Gulf of Mexico Louisiana Shrimp
Fishery Improvement Project
Last Update: July 2014
- Create a Louisiana state Fishery Management Plan (FMP)
- Release information on shrimp fishery bycatch (all gears) in state waters, including sea turtle interactions
- Release state fishery enforcement and compliance information
- LDWF will create a Fishery Management Plan. The FMP will include the following information: how shrimp fisheries are monitored and managed in Louisiana state waters; stock assessment of shrimp; information on bycatch and retained species; habitat effects; ecosystem management; long-term objectives and research needs; regulatory processes and enforcement effectiveness.
- LDWF will compile information on sea turtles in state waters and release this information when allowed by the Deepwater Horizon oil spill litigation.
- Release information on the state fishery enforcement system including an evaluation of the system and summarized compliance and enforcement data.
- NMFS published a proposed rule that would require all shrimp trawls, including skimmer nets and butterfly trawls, to use turtle excluder devices (TEDs) in their nets. This proposed rule was later withdrawn because research indicated that the current TED designs would not effectively exclude the most commonly captured turtles (juveniles Kemp’s ridley) in these gears. The federal government began further research on turtle bycatch in skimmer trawls, pusher-head trawls, and wing nets and alternatives to reduce this turtle bycatch.
- National Fish & Seafood, the first FIP participant, reached out to the Louisiana Department of Wildlife & Fisheries (LDWF) to gain a better understanding of the management of the Louisiana shrimp fishery and to inquire about any existing sustainability assessments that have been completed. LDWF reviewed results of the shrimp sustainability assessments at the Louisiana Shrimp Task Force in July 2012, after which LDWF agreed to work with SFP to facilitate this FIP. Fishery stakeholders, including representatives from National Fish and Seafood, Big Easy Foods, Paul Piazza & Son, the American Shrimp Processor Association, the Louisiana Shrimpers Association, and Louisiana Shrimp Task Force met in Houma, LA, in November 2012 to further review the sustainability evaluations and develop preliminary actions for a FIP workplan. The general consensus at this meeting was that the first activities in the FIP should be for LDWF to compile and make public as much information as possible about the management strategies and techniques used in Louisiana’s state fisheries management and release as much information pertaining to bycatch and protected species interactions as possible. Following the meeting, LDWF began development of the FIP workplan and committed to develop a fishery management plan.
- In May, the federal government issued a Biological Opinion under the Endangered Species Act that established a system to measure and monitor the actual performance of shrimp otter trawls in releasing sea turtles. This new fleet-wide TED performance standard limits the otter trawl fishery to an overall 12-percent sea turtle capture rate12 percent of sea turtles that enter shrimp nets are captured, while 88 percent escape through the TED). The system became effective June 1, 2012. Under these new requirements, NOAA Fisheries is using detailed data on the type and severity of TED violations to estimate sea turtle capture rates. While this system was being implemented, the government began to post TED inspection and compliance information on the NOAA Fisheries Southeast Regional Office sea turtle/shrimp fishery website. The October 2012 report indicated that compliance with federal TED regulations during October 2011–September 2012 was 75 percent. This represents an increase from the 66-percent compliance rate during May–November 2011.

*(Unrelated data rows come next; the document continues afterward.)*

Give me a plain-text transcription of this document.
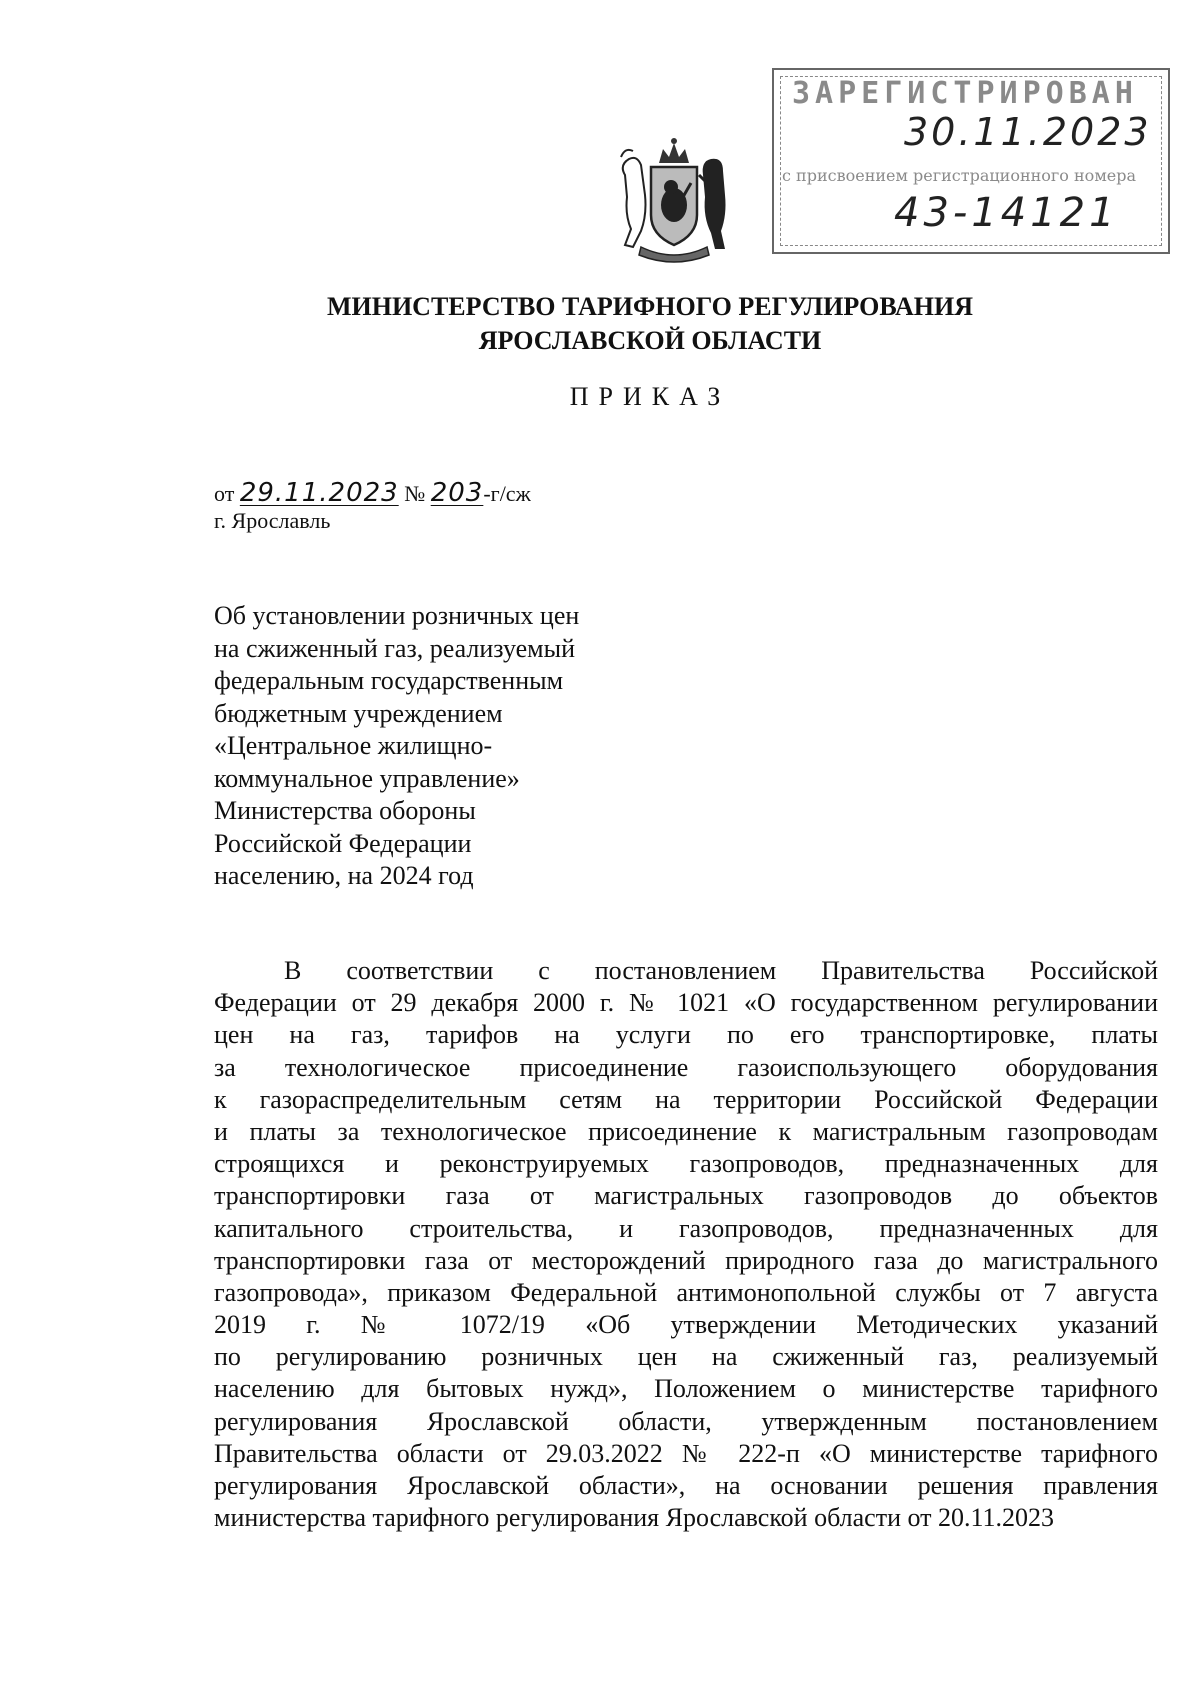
ЗАРЕГИСТРИРОВАН
30.11.2023
с присвоением регистрационного номера
43-14121
МИНИСТЕРСТВО ТАРИФНОГО РЕГУЛИРОВАНИЯ
ЯРОСЛАВСКОЙ ОБЛАСТИ
ПРИКАЗ
от 29.11.2023 № 203-г/сж
г. Ярославль
Об установлении розничных цен
на сжиженный газ, реализуемый
федеральным государственным
бюджетным учреждением
«Центральное жилищно-
коммунальное управление»
Министерства обороны
Российской Федерации
населению, на 2024 год
В соответствии с постановлением Правительства Российской
Федерации от 29 декабря 2000 г. № 1021 «О государственном регулировании
цен на газ, тарифов на услуги по его транспортировке, платы
за технологическое присоединение газоиспользующего оборудования
к газораспределительным сетям на территории Российской Федерации
и платы за технологическое присоединение к магистральным газопроводам
строящихся и реконструируемых газопроводов, предназначенных для
транспортировки газа от магистральных газопроводов до объектов
капитального строительства, и газопроводов, предназначенных для
транспортировки газа от месторождений природного газа до магистрального
газопровода», приказом Федеральной антимонопольной службы от 7 августа
2019 г. № 1072/19 «Об утверждении Методических указаний
по регулированию розничных цен на сжиженный газ, реализуемый
населению для бытовых нужд», Положением о министерстве тарифного
регулирования Ярославской области, утвержденным постановлением
Правительства области от 29.03.2022 № 222-п «О министерстве тарифного
регулирования Ярославской области», на основании решения правления
министерства тарифного регулирования Ярославской области от 20.11.2023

- Gulf Council scientists and managers adopted new stock assessment models for shrimp. The assessments indicated that Gulf of Mexico brown, white, and pink shrimp stocks are not overfished and overfishing is not occurring. A study by Scott-Denton et al. was published in Marine Fisheries Review (Volume 74, Issue 4) indicating that bycatch-to-shrimp ratio in the Gulf of Mexico decreased to 2.5:1, while the finfish-to-shrimp ratio decreased to 2:1.
- Gulf Island Shrimp (a division of Big Easy Foods) joined the FIP.
- In February, NOAA Fisheries announced the results of the first 6 months of the new fleet-wide TED compliance and performance monitoring. The results indicated that from June through November 2012 about 13% of the turtles that encountered otter trawls were captured, while the remainder escaped via the TEDs. This is a 1-percent increase over the estimated sea turtle capture rate during August–November 2011. NOAA Fisheries is holding informal training and courtesy dockside inspections throughout each region to assist fishermen in complying with the TED regulations in order to reduce the sea turtle capture to 12-percent or below in the next 6-month review (December–May 2012).
- Paul Piazza & Son, Inc. and Tommy’s Seafood, Inc., joined the FIP.
- LDWF published Management and Enforcement Reports (completing two FIP tasks) on the Shrimp Task Force website.
January – March
- The Fishery Management Plan is under development and is on track to be released mid-year.
April – June
The Fishery Management Plan timeline was delayed due to work on the Blue Crab FMP. LDWF now expects to complete the Shrimp FMP in December 2014.
Work began on a document compiling information on sea turtles in state waters.